婚約指輪はいらない
私は、結婚を前提にお付き合いしている彼に対して、婚約指輪や結婚指輪の類は必要ないと伝えていました。
なぜなら、私にはアクセサリーを身につける習慣がないからです。
その上、私は表参道にあるビューティーサロンで働いていて、お客さまの髪の毛に直接触れる仕事をしています。
せっかく婚約指輪や結婚指輪をもらっても、職務遂行上の理由から、指にアクセサリーをつけることはできないのです。

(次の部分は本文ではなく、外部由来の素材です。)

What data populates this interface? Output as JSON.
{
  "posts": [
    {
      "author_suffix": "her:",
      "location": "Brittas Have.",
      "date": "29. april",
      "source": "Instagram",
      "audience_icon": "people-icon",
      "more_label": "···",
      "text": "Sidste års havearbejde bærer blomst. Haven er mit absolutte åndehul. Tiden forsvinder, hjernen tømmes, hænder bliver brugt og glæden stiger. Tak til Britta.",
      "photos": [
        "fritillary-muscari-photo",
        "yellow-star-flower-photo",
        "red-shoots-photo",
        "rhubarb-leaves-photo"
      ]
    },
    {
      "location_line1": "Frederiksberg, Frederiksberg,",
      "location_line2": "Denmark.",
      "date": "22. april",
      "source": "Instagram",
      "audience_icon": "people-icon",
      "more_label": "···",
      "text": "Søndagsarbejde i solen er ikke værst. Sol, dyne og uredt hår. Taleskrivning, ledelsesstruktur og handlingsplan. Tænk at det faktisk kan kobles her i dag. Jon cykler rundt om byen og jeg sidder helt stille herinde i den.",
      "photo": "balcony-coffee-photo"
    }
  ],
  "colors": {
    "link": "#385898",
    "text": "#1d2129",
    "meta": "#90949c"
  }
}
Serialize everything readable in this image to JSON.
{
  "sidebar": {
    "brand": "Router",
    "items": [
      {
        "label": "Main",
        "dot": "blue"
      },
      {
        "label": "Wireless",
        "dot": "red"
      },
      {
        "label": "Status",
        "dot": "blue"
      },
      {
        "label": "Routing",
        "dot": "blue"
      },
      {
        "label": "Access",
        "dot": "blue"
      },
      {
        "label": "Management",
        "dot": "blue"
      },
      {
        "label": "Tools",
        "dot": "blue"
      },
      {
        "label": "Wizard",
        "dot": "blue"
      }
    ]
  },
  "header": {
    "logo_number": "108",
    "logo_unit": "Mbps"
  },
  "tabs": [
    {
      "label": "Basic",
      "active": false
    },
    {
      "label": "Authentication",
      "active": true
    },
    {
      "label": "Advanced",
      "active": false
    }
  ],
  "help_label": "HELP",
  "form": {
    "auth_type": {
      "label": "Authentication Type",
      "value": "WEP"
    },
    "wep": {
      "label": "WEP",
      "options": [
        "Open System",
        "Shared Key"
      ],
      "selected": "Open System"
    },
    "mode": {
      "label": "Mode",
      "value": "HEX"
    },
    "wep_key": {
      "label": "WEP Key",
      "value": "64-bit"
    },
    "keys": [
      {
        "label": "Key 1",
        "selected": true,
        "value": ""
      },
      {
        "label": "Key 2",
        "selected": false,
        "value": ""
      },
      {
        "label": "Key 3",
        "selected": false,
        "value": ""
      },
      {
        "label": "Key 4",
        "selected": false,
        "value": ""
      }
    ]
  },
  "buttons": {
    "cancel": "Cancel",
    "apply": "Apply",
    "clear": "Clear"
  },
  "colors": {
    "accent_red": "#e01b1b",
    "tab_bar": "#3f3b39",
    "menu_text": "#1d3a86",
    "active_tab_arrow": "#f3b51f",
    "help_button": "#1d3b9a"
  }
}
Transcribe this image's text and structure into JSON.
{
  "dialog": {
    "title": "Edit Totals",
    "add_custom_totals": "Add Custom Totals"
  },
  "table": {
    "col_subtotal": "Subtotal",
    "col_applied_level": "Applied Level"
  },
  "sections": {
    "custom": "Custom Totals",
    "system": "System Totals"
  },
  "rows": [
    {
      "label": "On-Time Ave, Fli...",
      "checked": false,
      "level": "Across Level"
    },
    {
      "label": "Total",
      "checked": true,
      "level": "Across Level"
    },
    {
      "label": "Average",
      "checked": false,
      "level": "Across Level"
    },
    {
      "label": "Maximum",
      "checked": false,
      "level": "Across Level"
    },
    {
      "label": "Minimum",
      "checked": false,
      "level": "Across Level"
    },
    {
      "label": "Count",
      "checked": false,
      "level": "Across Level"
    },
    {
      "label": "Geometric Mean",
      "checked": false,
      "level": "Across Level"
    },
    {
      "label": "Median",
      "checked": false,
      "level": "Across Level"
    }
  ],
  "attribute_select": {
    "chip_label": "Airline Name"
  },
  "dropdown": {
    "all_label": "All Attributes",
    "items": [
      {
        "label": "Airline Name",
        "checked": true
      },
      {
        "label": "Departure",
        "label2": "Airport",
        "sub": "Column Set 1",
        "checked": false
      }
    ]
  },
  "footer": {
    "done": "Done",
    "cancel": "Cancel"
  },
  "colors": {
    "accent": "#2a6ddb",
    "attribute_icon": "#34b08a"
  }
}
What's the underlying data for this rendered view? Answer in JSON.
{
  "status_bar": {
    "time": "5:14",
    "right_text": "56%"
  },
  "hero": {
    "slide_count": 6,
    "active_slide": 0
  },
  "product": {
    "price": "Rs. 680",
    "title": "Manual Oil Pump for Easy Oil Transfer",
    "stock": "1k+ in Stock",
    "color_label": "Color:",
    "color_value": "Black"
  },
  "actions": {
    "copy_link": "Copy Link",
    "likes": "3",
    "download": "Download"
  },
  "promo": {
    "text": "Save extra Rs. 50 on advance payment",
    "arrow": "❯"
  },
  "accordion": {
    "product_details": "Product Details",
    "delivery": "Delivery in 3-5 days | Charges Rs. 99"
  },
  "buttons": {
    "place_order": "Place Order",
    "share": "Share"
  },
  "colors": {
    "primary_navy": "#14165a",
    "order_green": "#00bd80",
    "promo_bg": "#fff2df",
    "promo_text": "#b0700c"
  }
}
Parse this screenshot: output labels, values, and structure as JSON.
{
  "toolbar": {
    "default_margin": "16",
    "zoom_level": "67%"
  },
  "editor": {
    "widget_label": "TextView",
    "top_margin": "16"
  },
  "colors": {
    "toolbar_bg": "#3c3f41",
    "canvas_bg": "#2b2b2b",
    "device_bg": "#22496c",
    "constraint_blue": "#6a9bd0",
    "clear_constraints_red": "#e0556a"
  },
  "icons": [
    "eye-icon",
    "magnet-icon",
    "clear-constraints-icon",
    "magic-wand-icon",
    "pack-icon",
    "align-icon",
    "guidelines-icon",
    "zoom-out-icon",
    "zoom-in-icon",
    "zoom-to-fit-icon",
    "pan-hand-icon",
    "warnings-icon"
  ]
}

それに、高いお金を出して指輪を買うのなら、これからはじまる二人の新生活のためになるような、意味のあることにお金を使うほうがいいでしょう。
家具を買ったり、引っ越しをしたり、二人が新生活をはじめるためには、お金がいくらあっても足りないのですから。
このことは、彼に会うたびに話してありました。
「もしアナタが指輪を買ってきたら、すぐに質屋にもっていって現金化しちゃうから」とまでいってありました。
ところが、彼からプロポーズされたとき、彼は婚約指輪を用意していたのです。
リングの中央に、ダイヤモンドがキラキラと輝く高そうなものでした。
彼は「これは男のけじめなんだ」といい、私の薬指にゆっくりとリングをはめました。
このとき、私はなぜだか涙を流してしまいました。